En exil à Paris, Kirill Serebrennikov revisite Hamlet dans une création musicale multilingue et foisonnante, où se mêlent art, politique et mémoire. À travers une mise en scène fragmentée, le metteur en scène russe interroge les «fantômes» de notre époque.
Le metteur en scène et réalisateur russe en exil Kirill Serebrennikov déconstruit Hamlet de Shakespeare pour s'interroger sur les «fantômes» dont a hérité la société actuelle, dans une pièce de théâtre musical, patchwork et très libre, sur les planches parisiennes.
L'artiste, qui a répondu à une proposition du directeur du Théâtre du Châtelet à Paris Olivier Py, a gardé les monologues clés de l’œuvre originelle et s'est inspiré de sa richesse: «les rapports filiaux», «le crime», «la haine».

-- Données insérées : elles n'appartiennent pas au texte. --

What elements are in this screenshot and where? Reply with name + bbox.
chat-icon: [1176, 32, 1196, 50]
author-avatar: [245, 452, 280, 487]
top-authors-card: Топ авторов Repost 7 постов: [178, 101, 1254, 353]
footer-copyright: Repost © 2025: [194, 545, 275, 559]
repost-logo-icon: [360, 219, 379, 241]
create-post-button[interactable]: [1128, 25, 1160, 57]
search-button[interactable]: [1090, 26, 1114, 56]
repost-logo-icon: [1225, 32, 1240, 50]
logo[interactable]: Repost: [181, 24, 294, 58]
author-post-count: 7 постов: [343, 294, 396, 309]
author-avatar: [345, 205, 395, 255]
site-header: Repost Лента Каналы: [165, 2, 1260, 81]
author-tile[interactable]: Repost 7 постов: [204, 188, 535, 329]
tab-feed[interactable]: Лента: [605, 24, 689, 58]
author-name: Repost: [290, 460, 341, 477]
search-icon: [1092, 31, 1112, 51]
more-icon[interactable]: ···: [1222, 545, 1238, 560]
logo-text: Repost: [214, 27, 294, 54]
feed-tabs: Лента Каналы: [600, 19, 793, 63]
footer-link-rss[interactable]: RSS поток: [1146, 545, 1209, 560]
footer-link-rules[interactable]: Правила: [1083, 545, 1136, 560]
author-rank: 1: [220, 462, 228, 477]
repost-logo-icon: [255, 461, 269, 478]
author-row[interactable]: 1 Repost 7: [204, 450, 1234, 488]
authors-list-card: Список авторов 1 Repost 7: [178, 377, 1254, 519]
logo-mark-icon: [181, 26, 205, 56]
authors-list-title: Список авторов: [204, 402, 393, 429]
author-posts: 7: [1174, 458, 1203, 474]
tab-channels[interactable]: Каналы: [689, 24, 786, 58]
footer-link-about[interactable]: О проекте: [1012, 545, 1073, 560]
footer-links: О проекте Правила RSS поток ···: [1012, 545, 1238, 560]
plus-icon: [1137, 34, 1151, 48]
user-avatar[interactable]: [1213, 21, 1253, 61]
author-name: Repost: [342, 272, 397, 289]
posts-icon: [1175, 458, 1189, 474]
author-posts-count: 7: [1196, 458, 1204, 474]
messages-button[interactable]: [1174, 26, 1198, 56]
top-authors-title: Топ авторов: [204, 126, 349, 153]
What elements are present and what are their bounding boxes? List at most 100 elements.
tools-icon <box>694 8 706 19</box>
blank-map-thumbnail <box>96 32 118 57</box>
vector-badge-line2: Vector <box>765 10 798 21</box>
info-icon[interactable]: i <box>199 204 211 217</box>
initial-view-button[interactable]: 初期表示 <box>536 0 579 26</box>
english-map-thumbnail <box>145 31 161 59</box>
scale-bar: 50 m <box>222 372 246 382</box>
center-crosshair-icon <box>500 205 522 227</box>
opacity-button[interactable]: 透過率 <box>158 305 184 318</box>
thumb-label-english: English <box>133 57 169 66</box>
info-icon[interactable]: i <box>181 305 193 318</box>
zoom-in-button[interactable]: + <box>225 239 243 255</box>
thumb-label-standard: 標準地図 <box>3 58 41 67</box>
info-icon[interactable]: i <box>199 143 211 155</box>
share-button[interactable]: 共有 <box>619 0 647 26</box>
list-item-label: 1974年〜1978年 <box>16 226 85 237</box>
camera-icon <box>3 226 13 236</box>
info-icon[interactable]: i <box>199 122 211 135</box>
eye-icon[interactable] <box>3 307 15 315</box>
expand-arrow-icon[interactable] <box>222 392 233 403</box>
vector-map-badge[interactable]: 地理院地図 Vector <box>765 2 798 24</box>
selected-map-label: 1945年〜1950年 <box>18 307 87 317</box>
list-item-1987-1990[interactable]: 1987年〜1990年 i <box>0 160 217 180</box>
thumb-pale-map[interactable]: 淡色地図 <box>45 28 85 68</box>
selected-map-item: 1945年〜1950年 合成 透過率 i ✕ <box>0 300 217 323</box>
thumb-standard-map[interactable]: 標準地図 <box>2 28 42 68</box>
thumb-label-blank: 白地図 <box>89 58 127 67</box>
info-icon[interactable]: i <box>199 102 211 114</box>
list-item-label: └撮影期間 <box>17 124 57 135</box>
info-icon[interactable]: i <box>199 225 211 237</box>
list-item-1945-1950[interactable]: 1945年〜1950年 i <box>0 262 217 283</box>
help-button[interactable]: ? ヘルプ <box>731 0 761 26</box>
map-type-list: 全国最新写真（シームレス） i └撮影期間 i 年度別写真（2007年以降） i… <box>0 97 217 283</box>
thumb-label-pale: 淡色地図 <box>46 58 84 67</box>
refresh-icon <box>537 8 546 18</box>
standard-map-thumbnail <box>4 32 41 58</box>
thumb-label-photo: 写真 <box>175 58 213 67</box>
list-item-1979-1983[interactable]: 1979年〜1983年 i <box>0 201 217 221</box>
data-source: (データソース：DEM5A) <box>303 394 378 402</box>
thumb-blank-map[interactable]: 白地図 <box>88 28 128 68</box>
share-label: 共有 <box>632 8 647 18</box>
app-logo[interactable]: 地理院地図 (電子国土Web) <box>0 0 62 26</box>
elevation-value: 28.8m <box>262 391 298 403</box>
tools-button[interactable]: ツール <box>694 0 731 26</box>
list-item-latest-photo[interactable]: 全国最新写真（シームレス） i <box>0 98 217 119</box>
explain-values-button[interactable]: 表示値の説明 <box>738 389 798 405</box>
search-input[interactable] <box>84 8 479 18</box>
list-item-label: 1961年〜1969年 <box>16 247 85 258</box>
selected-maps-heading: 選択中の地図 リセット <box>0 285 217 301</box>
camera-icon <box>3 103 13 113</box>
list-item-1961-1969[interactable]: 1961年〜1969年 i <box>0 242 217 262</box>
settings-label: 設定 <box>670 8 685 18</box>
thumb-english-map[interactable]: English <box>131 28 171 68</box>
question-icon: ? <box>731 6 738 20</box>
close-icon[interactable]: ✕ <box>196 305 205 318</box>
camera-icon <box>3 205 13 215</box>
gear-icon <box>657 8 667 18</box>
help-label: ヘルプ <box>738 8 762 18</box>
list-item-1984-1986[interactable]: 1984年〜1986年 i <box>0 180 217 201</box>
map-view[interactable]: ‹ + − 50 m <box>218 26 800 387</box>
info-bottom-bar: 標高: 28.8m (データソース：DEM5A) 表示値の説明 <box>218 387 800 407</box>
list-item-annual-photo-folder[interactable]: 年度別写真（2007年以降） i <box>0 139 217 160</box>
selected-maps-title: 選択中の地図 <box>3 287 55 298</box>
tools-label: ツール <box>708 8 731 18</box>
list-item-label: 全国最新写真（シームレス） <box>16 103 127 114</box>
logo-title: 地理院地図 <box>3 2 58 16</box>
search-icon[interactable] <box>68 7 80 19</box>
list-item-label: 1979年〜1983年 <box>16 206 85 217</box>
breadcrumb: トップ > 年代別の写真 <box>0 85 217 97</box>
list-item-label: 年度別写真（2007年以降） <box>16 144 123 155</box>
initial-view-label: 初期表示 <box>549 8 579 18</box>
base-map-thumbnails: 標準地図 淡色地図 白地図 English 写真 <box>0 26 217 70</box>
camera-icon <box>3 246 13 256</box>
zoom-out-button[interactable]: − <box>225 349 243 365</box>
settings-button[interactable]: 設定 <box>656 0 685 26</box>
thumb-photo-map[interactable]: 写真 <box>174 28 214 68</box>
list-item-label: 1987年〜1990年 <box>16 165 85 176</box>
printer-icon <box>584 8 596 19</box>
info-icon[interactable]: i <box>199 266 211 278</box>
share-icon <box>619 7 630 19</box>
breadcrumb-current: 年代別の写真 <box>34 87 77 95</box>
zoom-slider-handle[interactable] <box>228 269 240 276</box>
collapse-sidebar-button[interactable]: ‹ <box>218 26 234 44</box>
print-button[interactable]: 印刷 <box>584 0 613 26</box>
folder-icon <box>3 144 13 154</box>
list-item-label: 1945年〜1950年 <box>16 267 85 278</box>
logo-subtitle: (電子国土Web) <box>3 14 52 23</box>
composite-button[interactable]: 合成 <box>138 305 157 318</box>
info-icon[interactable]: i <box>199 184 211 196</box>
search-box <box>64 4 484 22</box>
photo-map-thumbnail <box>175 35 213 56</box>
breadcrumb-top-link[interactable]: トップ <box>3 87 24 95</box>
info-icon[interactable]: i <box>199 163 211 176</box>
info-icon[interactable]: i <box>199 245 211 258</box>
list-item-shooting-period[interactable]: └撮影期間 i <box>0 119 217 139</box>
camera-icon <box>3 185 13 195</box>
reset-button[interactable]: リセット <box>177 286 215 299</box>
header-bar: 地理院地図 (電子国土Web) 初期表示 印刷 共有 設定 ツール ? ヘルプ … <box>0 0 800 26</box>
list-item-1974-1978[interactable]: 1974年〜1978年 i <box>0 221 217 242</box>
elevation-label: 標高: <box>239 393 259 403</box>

Mais il s'est surtout attaché aux «thèmes présents (restés) très importants dans notre société aujourd'hui», affirme-t-il à l'AFP.
Le spectacle, qui se joue jusqu'au 19 octobre, est ainsi construit en dix chapitres, comme par exemple «Hamlet et le père», «Hamlet et l'amour», «Hamlet et la violence» ou encore «Hamlet et le silence».
Particularité, le prince du Danemark est interprété par huit comédiens de casting international, qui jouent en anglais, français, allemand et russe, parmi lesquels les Français Judith Chemla et Bertrand de Roffignac, l'Américain Odin Lund Biron, l'artiste né en Géorgie Shalva Nikvashvili, ou encore l'Allemand August Diehl.
Un «théâtre multilingue» qu'affectionne le metteur en scène: «aujourd'hui, alors que les gens essaient de construire de nouveaux murs entre les pays, le théâtre devrait, au contraire, les détruire», dit-il.
La pièce offre une vision très fragmentée du personnage d’Hamlet, avec des clins d’œil parfois lointains: «Hamlet et la peur» est ainsi incarné par le personnage du compositeur russe Dmitri Chostakovitch, qui composa une suite d’orchestre pour la pièce de William Shakespeare; «Hamlet et la reine» évoque l’actrice Sarah Bernhardt, première femme ayant interprété le rôle en Europe. Le Spectre est lui incarné par une séquence de breakdance du Tchèque Kristián Mensa, en pull à capuche.
La scène et ses trois murs blancs, qui figurent un grand salon bourgeois vide, accueillent des univers tour à tour oniriques, colorés, striés de noir et blanc... Marque de fabrique de Serebrennikov, plusieurs scènes sont filmées et projetées en direct par un cameraman posté sur le plateau, leur donnant de l’écho ou un angle différent.
La partition commandée au compositeur contemporain Blaise Ubaldini, interprétée par l’Ensemble intercontemporain, vient s’entremêler avec douceur ou puissance aux tensions, énergies et délires de ce spectacle musical.
Lors de la répétition générale, on pouvait entendre parler russe dans le public. «Parfois, il me semble que le public du Gogol Center à Moscou (théâtre d’avant-garde que Serebrennikov a fondé et dirigé pendant huit ans, ndlr) nous a suivis ici. C’est pour eux que nous travaillons avec plaisir», dit-il.